The numbers are staggering, as if there must be a typo.
But there is none.
In Larry Kehres’ 27 years as football coach at Mount Union, the Purple Raiders have played 358 games and won 331. They’ve lost 24, and tied three. His winning percentage of .929 is easily the best in college football history, and five of his losses have come in the NCAA’s Division III national championship game, a game his team has also won 10 times. All the appearances have come since 1993.
The Purple Raiders (14-0) will play for the title again tonight in Salem, Va., meeting St. Thomas of Minnesota (14-0). It will be Mount Union’s 15th title appearance in 17 years, and the Tommies’ first.
For Mount Union safety Nick Driskill and 24 other seniors on the Purple Raiders, the game is much more than just another trip to Salem Stadium. It’s also their last chance to finally win a championship.
For three seasons in a row heading into this one, Driskill’s memory has been a long bus ride back to Alliance, the Purple Raiders having been beaten by Wisconsin-Whitewater for the championship.
Since the Purple Raiders won their first title in 1993, no class at Mount Union has gone all four years without winning at least one national championship. Driskill’s class could be the first.
It’s why, he said, for all the awards he has won as an athlete and scholar, this game is the one that will determine whether he looks back on his college career in a positive light, or a negative one.
“This is why I came to Mount Union,” said Driskill, a native of Wabash, Ind. “It’s not just to play in national championships. It’s to win. As I look back on my career, whether I look back on it on a positive note or a negative note, personally for me, this is make or break. I wouldn’t have it any other way.”
Kehres knows his players feel like they are supposed to win, and likes it that way. The Purple Raiders, after all, have 21 unbeaten regular seasons in Kehres’ career, and have put together winning streaks of 54 and 55 games, which count as the two longest winning streaks in college football history.
“I think they feel that,” Kehres said of high expectations. “Call it pressure or [that] they’re trying to achieve their goal, which is to make it to the Stagg Bowl and to win the game. It’s a goal that they set, but they understand that there’s a process that you must go through to get there and I think they’ve paid their dues this year and they’ve done the work.”
The success all points to Kehres, Jacksonville Jaguars receiver Cecil Shorts III said. Shorts arrived at Mount Union as a quarterback in 2007, switched to wide receiver as a sophomore and finished his career with 63 career touchdown catches. He got his Division III national championship ring in 2008.

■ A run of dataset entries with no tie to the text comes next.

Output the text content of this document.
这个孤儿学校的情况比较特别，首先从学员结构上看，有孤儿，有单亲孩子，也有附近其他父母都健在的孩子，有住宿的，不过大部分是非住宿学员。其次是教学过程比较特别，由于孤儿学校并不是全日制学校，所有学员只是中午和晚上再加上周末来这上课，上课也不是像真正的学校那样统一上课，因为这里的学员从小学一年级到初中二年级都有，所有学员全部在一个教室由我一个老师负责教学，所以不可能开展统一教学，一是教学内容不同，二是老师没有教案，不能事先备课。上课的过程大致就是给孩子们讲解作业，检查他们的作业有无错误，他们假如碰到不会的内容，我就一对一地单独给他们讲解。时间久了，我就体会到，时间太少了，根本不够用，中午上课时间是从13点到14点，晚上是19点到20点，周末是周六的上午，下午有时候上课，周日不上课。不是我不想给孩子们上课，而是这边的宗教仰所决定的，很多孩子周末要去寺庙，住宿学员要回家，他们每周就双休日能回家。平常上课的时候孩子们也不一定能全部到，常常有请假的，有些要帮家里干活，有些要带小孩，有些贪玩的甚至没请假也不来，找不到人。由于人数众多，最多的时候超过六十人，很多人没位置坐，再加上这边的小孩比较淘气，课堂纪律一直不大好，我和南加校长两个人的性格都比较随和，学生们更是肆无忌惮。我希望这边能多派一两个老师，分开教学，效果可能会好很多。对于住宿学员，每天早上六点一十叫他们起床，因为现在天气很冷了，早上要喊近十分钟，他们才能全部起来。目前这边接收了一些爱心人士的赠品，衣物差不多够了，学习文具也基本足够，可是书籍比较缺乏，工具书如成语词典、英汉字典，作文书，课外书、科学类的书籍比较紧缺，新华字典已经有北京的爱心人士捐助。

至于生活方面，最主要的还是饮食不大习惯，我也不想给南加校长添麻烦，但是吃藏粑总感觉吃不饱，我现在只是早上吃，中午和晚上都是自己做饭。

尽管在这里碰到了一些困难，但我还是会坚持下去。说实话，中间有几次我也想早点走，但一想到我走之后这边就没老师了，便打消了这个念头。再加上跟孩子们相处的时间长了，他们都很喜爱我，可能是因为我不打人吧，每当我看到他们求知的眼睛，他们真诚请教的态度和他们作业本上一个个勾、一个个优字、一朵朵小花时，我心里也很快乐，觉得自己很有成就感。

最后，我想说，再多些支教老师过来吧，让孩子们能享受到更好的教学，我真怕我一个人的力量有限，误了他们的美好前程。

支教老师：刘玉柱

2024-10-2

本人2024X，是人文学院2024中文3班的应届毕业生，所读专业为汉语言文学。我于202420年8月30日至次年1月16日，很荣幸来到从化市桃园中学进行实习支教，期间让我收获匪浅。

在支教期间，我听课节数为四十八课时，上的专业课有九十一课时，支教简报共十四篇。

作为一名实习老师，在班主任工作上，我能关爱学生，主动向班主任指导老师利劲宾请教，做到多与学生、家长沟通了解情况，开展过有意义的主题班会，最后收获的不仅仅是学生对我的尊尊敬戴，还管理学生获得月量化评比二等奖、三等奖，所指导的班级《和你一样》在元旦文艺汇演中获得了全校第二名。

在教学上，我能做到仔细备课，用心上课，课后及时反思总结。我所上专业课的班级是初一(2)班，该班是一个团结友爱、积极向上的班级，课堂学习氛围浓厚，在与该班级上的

“He does a good job of adjusting to his players, so he’ll have the offense fit to what’s best for the players, what fits the personnel best and every year he does that,” Shorts said about Kehres.
It’s also a culture of winning that persists, Washington Redskins receiver Pierre Garcon said. Garcon transferred to Mount Union as a sophomore and was part of two national champion teams, and nearly a third.
“It’s the culture he creates, the atmosphere,” he said.
Standing in the way is an up-and-comer in the Division III ranks. The Tommies have gotten closer in each of their five seasons under Glenn Caruso, and lost to Whitewater in the semifinals last season.
Caruso came to watch anyway.
“If that’s where we really want to be, I felt like I needed to see it and feel it,” he said.
During his stay in Salem, he had an opportunity to sit with Kehres for “an hour, maybe more,” in the hotel lobby on game day, talking football and life, a time he calls “an absolute blessing for me.”
Last year’s meeting between the Purple Raiders and Whitewater marked the seventh year in a row that those two teams met for the championship, and Caruso took something else away from the game, too.
“I was looking up at the scoreboard and, if you remember, they have the two helmets on each side, the Mount Union and the Whitewater helmet, and those helmets basically were plastered up there for seven years,” he said this week. “I’m just happy we’re the team that forced someone to get a new logo.”